While early handsets applied a resistive load to the line that would be detectable by the current drawn modern handsets are designed with voltage clamps, either active or simple Zener diode circuits to clamp the off-hook voltage around 8-12 V with reasonable source impedances. This is to allow for easy voltage scavenging for the electronic circuits of the phone, modem or other instrument connected to the line. The ringer circuits were powered by the AC coupled ringing voltage.

The POTS system was very reliable and supported out of band signalling by making and breaking the loop current for pulse dialing and flash purposes It was able to evolve to support DTMF (touch tone) dialing, voice band modems, ISDN and ADSL systems over the same copper conductors and physical routing infrastructure.

If you want to research how handsets could be made to work then I would look at old application circuits for early analogue modems and other phone accessories. If you want to find out how the exchange circuitry was implemented then look at application notes on hybrids which was the industry term for the very interesting transformer or semiconductor circuit that would convert the bidirectional 2 wire line to a 4 wire configuration to allow for amplifying, multiplexing and digitizing of one directional signals. The PABX market had to be a virtual exchange for the local handsets (often at reduced voltage) and also mimic a telephone instrument to connect to the PSTN network and they have specifications listed in some of their documents (see section 5.1 of this linked document).


@jonk has alot of good info. If you have a DMM, you can check if your handset is like typical old std of. 180 ohms DC. This is what I would expect. The rest is line loss.


Some very good notes. The older Western Electric telephone (Model 500 I recall) was an engineering work of art as the result of many years of refinement.

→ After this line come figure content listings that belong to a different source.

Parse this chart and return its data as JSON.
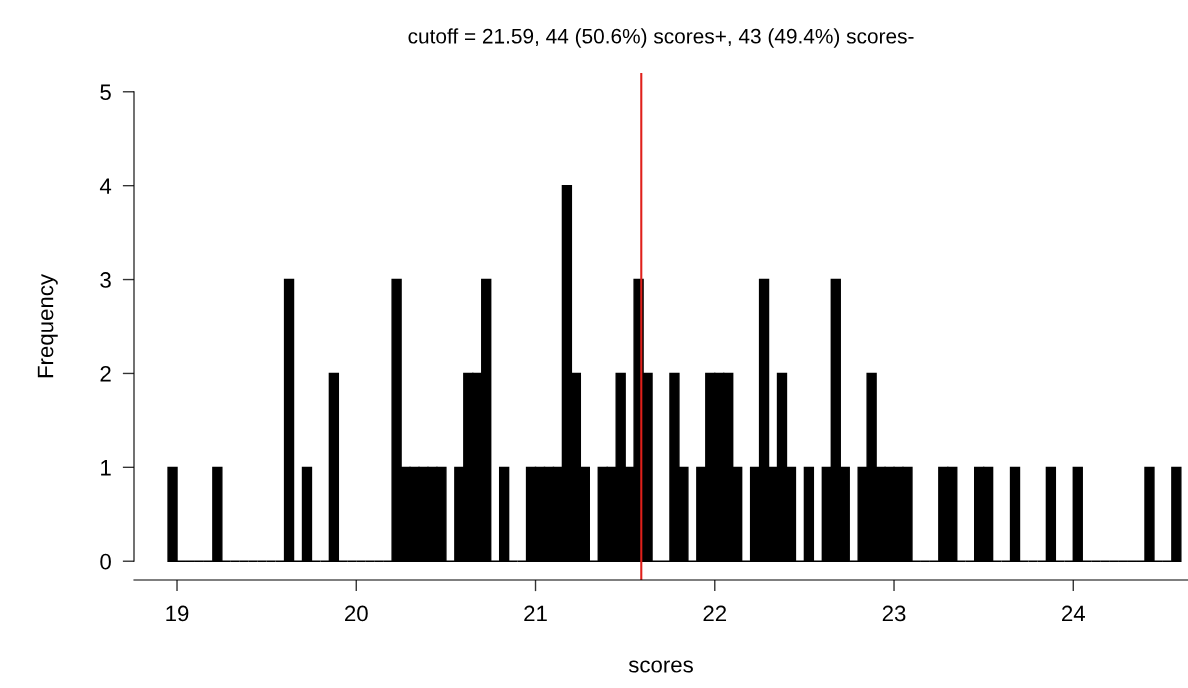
{
  "chart_data": {
    "type": "histogram",
    "title": "cutoff = 21.59, 44 (50.6%) scores+, 43 (49.4%) scores-",
    "xlabel": "scores",
    "ylabel": "Frequency",
    "bins": [
      18.95,
      19.0,
      19.05,
      19.1,
      19.15,
      19.2,
      19.25,
      19.3,
      19.35,
      19.4,
      19.45,
      19.5,
      19.55,
      19.6,
      19.65,
      19.7,
      19.75,
      19.8,
      19.85,
      19.9,
      19.95,
      20.0,
      20.05,
      20.1,
      20.15,
      20.2,
      20.25,
      20.3,
      20.35,
      20.4,
      20.45,
      20.5,
      20.55,
      20.6,
      20.65,
      20.7,
      20.75,
      20.8,
      20.85,
      20.9,
      20.95,
      21.0,
      21.05,
      21.1,
      21.15,
      21.2,
      21.25,
      21.3,
      21.35,
      21.4,
      21.45,
      21.5,
      21.55,
      21.6,
      21.65,
      21.7,
      21.75,
      21.8,
      21.85,
      21.9,
      21.95,
      22.0,
      22.05,
      22.1,
      22.15,
      22.2,
      22.25,
      22.3,
      22.35,
      22.4,
      22.45,
      22.5,
      22.55,
      22.6,
      22.65,
      22.7,
      22.75,
      22.8,
      22.85,
      22.9,
      22.95,
      23.0,
      23.05,
      23.1,
      23.15,
      23.2,
      23.25,
      23.3,
      23.35,
      23.4,
      23.45,
      23.5,
      23.55,
      23.6,
      23.65,
      23.7,
      23.75,
      23.8,
      23.85,
      23.9,
      23.95,
      24.0,
      24.05,
      24.1,
      24.15,
      24.2,
      24.25,
      24.3,
      24.35,
      24.4,
      24.45,
      24.5,
      24.55,
      24.6
    ],
    "values": [
      1,
      0,
      0,
      0,
      0,
      1,
      0,
      0,
      0,
      0,
      0,
      0,
      0,
      3,
      0,
      1,
      0,
      0,
      2,
      0,
      0,
      0,
      0,
      0,
      0,
      3,
      1,
      1,
      1,
      1,
      1,
      0,
      1,
      2,
      2,
      3,
      0,
      1,
      0,
      0,
      1,
      1,
      1,
      1,
      4,
      2,
      1,
      0,
      1,
      1,
      2,
      1,
      3,
      2,
      0,
      0,
      2,
      1,
      0,
      1,
      2,
      2,
      2,
      1,
      0,
      1,
      3,
      1,
      2,
      1,
      0,
      1,
      0,
      1,
      3,
      1,
      0,
      1,
      2,
      1,
      1,
      1,
      1,
      0,
      0,
      0,
      1,
      1,
      0,
      0,
      1,
      1,
      0,
      0,
      1,
      0,
      0,
      0,
      1,
      0,
      0,
      1,
      0,
      0,
      0,
      0,
      0,
      0,
      0,
      1,
      0,
      0,
      1
    ],
    "color": "#000000",
    "xlim": [
      18.76,
      24.64
    ],
    "ylim": [
      -0.2,
      5.2
    ],
    "xticks": [
      19,
      20,
      21,
      22,
      23,
      24
    ],
    "yticks": [
      0,
      1,
      2,
      3,
      4,
      5
    ],
    "ref_lines": [
      {
        "axis": "x",
        "value": 21.59,
        "color": "#e0201b"
      }
    ],
    "grid": false
  }
}
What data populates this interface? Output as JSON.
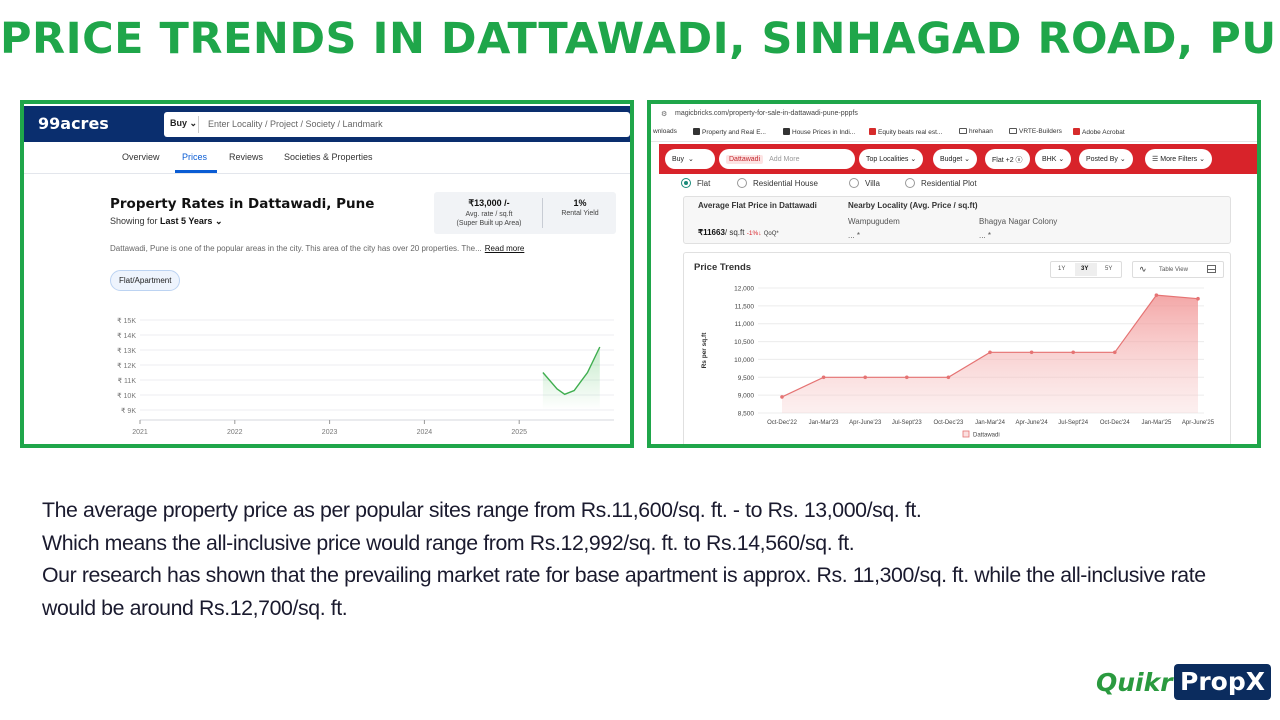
{
  "title": "PRICE TRENDS IN DATTAWADI, SINHAGAD ROAD, PUNE",
  "left_panel": {
    "logo": "99acres",
    "search": {
      "buy_label": "Buy",
      "placeholder": "Enter Locality / Project / Society / Landmark"
    },
    "nav": [
      "Overview",
      "Prices",
      "Reviews",
      "Societies & Properties"
    ],
    "active_nav": "Prices",
    "heading": "Property Rates in Dattawadi, Pune",
    "showing_prefix": "Showing for",
    "showing_period": "Last 5 Years",
    "avg_rate_value": "₹13,000 /-",
    "avg_rate_label": "Avg. rate / sq.ft",
    "avg_rate_sub": "(Super Built up Area)",
    "rental_yield_value": "1%",
    "rental_yield_label": "Rental Yield",
    "description": "Dattawadi, Pune is one of the popular areas in the city. This area of the city has over 20 properties. The...",
    "read_more": "Read more",
    "chip": "Flat/Apartment"
  },
  "left_chart": {
    "type": "line",
    "y_ticks": [
      "₹ 15K",
      "₹ 14K",
      "₹ 13K",
      "₹ 12K",
      "₹ 11K",
      "₹ 10K",
      "₹ 9K"
    ],
    "x_ticks": [
      "2021",
      "2022",
      "2023",
      "2024",
      "2025"
    ],
    "ylim": [
      9000,
      15000
    ],
    "xlim": [
      2021,
      2026
    ],
    "series": [
      {
        "values": [
          {
            "x": 2025.25,
            "y": 11500
          },
          {
            "x": 2025.4,
            "y": 10400
          },
          {
            "x": 2025.48,
            "y": 10050
          },
          {
            "x": 2025.58,
            "y": 10300
          },
          {
            "x": 2025.72,
            "y": 11500
          },
          {
            "x": 2025.85,
            "y": 13200
          }
        ]
      }
    ]
  },
  "right_panel": {
    "url": "magicbricks.com/property-for-sale-in-dattawadi-pune-pppfs",
    "bookmarks": [
      "wnloads",
      "Property and Real E...",
      "House Prices in Indi...",
      "Equity beats real est...",
      "hrehaan",
      "VRTE-Builders",
      "Adobe Acrobat"
    ],
    "filter_buy": "Buy",
    "filter_locality_tag": "Dattawadi",
    "filter_add_more": "Add More",
    "filters": [
      "Top Localities",
      "Budget",
      "Flat +2",
      "BHK",
      "Posted By",
      "More Filters"
    ],
    "property_types": [
      "Flat",
      "Residential House",
      "Villa",
      "Residential Plot"
    ],
    "selected_type": "Flat",
    "avg_title": "Average Flat Price in Dattawadi",
    "avg_value": "₹11663",
    "avg_unit": "/ sq.ft",
    "avg_change": "-1%",
    "avg_change_period": "QoQ*",
    "nearby_title": "Nearby Locality (Avg. Price / sq.ft)",
    "nearby": [
      {
        "name": "Wampugudem",
        "price": "... *"
      },
      {
        "name": "Bhagya Nagar Colony",
        "price": "... *"
      }
    ],
    "chart_title": "Price Trends",
    "range_tabs": [
      "1Y",
      "3Y",
      "5Y"
    ],
    "active_tab": "3Y",
    "table_view": "Table View"
  },
  "chart_data": {
    "type": "area",
    "categories": [
      "Oct-Dec'22",
      "Jan-Mar'23",
      "Apr-June'23",
      "Jul-Sept'23",
      "Oct-Dec'23",
      "Jan-Mar'24",
      "Apr-June'24",
      "Jul-Sept'24",
      "Oct-Dec'24",
      "Jan-Mar'25",
      "Apr-June'25"
    ],
    "series": [
      {
        "name": "Dattawadi",
        "values": [
          8950,
          9500,
          9500,
          9500,
          9500,
          10200,
          10200,
          10200,
          10200,
          11800,
          11700
        ]
      }
    ],
    "y_ticks": [
      "12,000",
      "11,500",
      "11,000",
      "10,500",
      "10,000",
      "9,500",
      "9,000",
      "8,500"
    ],
    "ylim": [
      8500,
      12000
    ],
    "ylabel": "Rs per sq.ft",
    "legend": "bottom",
    "grid": true,
    "colors": {
      "line": "#e57373",
      "fill": "#f4b0b0"
    }
  },
  "body_text": [
    "The average property price as per popular sites range from Rs.11,600/sq. ft. - to Rs. 13,000/sq. ft.",
    "Which means the all-inclusive price would range from Rs.12,992/sq. ft. to Rs.14,560/sq. ft.",
    "Our research has shown that the prevailing market rate for base apartment is approx. Rs. 11,300/sq. ft. while the all-inclusive rate would be around Rs.12,700/sq. ft."
  ],
  "logo": {
    "quikr": "Quikr",
    "propx": "PropX"
  },
  "colors": {
    "title_green": "#1fa64a",
    "header_navy": "#0a2e6e",
    "filter_red": "#d8232a",
    "logo_navy": "#0b2c5e"
  }
}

These phones included varisters (resistance changes with current) which modified microphone to earpiece volume ratio. For long lines with higher loss the CO would adjust line current which caused users to speak louder. This is a pretty tricky task as the phone is a hybrid device that separates incoming signals from out going signals. And there were a bunch of other "Features" rolled into the phones such as "Anti Tinkle" circuits. (Prevent bell noises during dialing.)

If you have an old Model 500 keep it, it is a work of engineering art.